Die privaten Endverbraucher, Kleinbetriebe und Mittelständler sind wie immer die Gelackmeierten.
Ja. Das ist ja eben die Fehlkonstruktion der deutschen Energiewende.
Wollte man es wirklich sauber lösen. müsste man die Grenzen dicht machen und jedes Produkt das rein und raus geht energetisch bewerten.
Jedes Produkt das rein kommt, müsste je nach Energieaufwand für seine Herstellung mit einer Ökoenergiesteuer belastet werden.
Und jedes Produkt das raus geht, müsste je nach Energieaufwand eine Ökoenergiekostenerstattung erhalten, um es im Ausland gegenüber den dortigen Energiekosten wettbewerbsfähig zu machen.
Dann könnte man alle heimischen Betriebe ohne Wettbewerbsverzerrung (abgesehen von den Bürokratiekosten) mit Ökoenergiekosten belasten.
Das Problem ist: Ein solches Konstrukt kann und will niemand umsetzen.

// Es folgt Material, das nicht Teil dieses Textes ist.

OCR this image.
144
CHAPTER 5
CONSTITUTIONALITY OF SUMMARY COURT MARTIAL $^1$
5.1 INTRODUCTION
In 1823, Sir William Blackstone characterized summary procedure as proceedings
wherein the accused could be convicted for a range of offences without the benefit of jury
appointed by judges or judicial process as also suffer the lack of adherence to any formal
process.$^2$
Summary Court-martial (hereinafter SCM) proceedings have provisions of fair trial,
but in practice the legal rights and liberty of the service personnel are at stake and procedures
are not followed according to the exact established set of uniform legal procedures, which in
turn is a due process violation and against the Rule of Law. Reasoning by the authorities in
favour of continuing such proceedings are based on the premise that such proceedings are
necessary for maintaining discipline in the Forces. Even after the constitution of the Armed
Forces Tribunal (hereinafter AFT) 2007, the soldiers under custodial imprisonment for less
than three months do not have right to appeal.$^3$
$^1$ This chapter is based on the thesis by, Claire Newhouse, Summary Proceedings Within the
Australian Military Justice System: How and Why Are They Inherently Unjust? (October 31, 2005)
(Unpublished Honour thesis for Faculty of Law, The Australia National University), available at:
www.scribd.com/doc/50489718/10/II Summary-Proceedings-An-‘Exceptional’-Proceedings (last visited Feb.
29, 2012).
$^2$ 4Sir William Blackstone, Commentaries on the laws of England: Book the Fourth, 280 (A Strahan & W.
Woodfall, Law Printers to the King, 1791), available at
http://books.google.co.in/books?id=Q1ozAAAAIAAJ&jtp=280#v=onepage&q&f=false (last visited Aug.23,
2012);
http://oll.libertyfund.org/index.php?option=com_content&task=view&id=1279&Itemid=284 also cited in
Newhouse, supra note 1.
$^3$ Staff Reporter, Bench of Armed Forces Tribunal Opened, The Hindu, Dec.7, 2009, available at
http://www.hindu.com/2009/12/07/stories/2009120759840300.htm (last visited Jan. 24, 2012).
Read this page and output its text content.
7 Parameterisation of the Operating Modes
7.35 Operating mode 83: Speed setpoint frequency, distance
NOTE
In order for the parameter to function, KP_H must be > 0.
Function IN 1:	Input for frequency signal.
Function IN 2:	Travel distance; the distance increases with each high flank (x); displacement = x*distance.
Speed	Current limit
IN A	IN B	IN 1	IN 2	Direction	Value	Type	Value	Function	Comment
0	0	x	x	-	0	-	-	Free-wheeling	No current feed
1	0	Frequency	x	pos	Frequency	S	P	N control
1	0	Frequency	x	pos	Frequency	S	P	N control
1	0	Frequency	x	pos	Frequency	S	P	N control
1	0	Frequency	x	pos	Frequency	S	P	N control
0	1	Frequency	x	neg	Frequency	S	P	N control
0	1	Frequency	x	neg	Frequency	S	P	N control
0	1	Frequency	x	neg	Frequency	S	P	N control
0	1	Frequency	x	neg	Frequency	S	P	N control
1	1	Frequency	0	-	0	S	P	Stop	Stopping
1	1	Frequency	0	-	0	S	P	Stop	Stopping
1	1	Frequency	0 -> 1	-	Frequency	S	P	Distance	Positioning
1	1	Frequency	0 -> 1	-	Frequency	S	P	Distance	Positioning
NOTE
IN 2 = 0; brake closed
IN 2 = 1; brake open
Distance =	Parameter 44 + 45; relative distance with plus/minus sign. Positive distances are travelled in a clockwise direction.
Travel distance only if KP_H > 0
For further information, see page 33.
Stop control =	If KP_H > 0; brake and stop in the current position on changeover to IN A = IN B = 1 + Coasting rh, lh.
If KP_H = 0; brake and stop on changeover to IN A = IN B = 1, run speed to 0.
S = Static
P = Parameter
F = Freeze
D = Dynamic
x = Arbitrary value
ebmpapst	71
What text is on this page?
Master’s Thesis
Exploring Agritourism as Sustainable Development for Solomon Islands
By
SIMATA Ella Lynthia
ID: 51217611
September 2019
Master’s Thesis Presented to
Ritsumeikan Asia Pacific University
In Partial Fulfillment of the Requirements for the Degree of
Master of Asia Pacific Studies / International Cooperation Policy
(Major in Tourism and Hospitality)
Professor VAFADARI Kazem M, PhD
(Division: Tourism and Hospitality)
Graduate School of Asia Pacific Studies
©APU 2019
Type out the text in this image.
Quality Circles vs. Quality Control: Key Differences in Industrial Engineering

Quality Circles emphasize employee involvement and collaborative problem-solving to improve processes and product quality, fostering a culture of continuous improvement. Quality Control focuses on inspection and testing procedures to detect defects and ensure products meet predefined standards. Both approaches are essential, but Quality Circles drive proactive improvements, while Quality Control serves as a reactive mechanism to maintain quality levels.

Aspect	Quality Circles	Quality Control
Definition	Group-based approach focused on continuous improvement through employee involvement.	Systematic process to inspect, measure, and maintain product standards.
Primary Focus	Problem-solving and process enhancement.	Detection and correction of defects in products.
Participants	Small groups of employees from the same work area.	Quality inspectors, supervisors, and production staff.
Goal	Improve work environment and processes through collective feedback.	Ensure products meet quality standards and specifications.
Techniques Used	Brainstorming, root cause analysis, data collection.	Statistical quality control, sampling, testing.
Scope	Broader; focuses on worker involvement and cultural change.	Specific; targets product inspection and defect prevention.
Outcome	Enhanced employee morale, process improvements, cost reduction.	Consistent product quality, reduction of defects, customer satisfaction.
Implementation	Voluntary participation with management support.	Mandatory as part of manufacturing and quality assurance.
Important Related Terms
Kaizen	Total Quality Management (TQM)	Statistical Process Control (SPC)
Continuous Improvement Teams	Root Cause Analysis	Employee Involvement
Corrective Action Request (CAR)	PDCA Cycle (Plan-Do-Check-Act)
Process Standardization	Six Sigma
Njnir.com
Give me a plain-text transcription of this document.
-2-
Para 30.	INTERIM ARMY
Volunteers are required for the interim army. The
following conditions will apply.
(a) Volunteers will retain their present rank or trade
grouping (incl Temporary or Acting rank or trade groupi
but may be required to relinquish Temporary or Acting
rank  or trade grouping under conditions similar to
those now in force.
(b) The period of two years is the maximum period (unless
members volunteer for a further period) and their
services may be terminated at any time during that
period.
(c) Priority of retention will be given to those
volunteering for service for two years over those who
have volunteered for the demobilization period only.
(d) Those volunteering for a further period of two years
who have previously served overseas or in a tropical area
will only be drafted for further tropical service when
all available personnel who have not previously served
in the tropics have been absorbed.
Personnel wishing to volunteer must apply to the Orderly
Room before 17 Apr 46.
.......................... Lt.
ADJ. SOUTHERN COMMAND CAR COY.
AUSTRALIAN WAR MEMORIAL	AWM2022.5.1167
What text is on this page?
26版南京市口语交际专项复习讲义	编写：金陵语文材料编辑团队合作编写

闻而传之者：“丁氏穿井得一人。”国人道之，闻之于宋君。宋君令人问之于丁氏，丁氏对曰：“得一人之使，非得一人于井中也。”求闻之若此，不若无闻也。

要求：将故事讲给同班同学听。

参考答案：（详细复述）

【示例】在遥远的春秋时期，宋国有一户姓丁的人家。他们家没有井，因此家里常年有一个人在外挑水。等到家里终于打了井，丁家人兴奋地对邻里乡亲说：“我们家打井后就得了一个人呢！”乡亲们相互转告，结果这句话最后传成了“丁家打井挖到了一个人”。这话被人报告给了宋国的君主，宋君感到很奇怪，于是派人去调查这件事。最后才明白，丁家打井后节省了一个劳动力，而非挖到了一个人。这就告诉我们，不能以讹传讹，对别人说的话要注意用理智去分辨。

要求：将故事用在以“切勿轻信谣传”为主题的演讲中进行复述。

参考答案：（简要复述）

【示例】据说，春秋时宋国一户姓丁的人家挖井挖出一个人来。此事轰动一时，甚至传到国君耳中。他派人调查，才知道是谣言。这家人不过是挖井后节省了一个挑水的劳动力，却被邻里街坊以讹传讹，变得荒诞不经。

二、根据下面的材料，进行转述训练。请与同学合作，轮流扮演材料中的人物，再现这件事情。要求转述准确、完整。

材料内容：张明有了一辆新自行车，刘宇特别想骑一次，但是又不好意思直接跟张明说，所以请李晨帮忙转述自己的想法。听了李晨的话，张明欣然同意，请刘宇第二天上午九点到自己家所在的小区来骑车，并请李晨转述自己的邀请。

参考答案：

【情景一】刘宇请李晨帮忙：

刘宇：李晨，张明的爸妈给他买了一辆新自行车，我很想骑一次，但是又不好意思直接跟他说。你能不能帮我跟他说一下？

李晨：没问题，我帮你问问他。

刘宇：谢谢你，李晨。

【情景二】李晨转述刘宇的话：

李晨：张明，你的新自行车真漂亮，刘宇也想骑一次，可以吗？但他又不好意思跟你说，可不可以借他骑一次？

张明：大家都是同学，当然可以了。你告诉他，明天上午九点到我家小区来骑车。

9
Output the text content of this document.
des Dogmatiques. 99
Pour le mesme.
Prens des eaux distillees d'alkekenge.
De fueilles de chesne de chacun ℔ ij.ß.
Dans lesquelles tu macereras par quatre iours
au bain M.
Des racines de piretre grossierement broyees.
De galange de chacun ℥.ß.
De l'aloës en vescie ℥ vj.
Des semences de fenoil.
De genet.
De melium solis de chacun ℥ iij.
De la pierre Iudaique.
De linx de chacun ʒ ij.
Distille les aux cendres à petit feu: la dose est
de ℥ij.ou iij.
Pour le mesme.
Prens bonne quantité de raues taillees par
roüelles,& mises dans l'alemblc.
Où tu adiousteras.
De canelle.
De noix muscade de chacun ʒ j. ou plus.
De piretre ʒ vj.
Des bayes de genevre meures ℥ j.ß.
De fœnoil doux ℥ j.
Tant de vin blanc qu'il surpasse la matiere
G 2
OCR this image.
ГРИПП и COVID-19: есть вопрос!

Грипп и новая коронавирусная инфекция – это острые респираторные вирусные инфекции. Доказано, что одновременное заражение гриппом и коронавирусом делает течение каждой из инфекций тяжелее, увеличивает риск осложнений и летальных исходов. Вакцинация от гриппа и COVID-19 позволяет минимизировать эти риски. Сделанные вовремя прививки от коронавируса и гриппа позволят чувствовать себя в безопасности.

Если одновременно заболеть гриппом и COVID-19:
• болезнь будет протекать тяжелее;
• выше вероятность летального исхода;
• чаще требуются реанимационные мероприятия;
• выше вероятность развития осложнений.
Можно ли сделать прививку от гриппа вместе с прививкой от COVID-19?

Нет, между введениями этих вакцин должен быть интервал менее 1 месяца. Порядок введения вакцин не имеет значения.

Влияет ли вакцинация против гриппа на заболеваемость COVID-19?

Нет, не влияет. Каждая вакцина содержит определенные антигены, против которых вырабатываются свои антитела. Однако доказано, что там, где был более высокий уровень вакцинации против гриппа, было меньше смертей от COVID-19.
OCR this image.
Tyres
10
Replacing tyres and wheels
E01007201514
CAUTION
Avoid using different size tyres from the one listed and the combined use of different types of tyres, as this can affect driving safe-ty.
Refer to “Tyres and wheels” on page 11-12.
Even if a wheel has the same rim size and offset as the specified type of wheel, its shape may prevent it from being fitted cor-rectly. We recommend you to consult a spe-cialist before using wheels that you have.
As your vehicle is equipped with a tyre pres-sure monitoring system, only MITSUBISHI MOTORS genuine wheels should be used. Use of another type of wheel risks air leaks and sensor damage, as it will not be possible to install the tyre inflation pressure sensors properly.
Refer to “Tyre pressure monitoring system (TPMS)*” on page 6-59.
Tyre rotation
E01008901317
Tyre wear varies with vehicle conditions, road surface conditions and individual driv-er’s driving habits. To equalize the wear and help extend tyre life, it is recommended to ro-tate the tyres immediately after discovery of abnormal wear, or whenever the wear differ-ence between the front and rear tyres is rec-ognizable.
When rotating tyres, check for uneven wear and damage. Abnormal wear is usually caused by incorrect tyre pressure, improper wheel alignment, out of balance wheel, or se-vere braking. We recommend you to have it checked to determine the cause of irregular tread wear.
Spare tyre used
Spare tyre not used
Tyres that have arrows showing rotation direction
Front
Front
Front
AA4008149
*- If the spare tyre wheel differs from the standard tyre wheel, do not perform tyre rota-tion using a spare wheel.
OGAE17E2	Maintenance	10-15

Also werden die Kosten für die Energiewende immer unfair verteilt bleiben. Und Betriebe im internationalen Wettbewerb, egal ob groß oder klein, erleiden durch die Ökostromumlage einen Nachteil. Wenn die Stromkosten einen relevanten Anteil an den Gesamtkosten bilden, dann fallen diese Betriebe hinter ihre ausländische Konkurrenz zurück und müssten je man Geschwindigkeit dieses Zurückfallens früher oder später umsiedeln oder weichen. Spätestens wenn die Konkurrenz die nächsten großen Investitionsschritte geht, die der heimische Betrieb mangels Rendite nicht mehr mitgehen kann.
Thomas/V. hat geschrieben:Ich denke, das man natürlich nicht alle Betriebe über einen Kamm scheren kann und sollte.
Das Übel ist ja grade, das die Großindustrie, die wirklich das Potential hätte, erhebliche Energiemengen einzusparen, grade nicht zur Kasse gebeten wird (und nicht nur bei der Energie, sondern bei vielen anderen Dingen, inkl. Steuern, eben alles auf die Allgemeinheit abwälzt/wälzen läßt.
Die privaten Endverbraucher, Kleinbetriebe und Mittelständler sind wie immer die Gelackmeierten.
ich schrieb ja auch von Konzernen und von je größer de to schlimmer.
Grüße Rati
Was ist ist! Was nicht ist ist möglich!"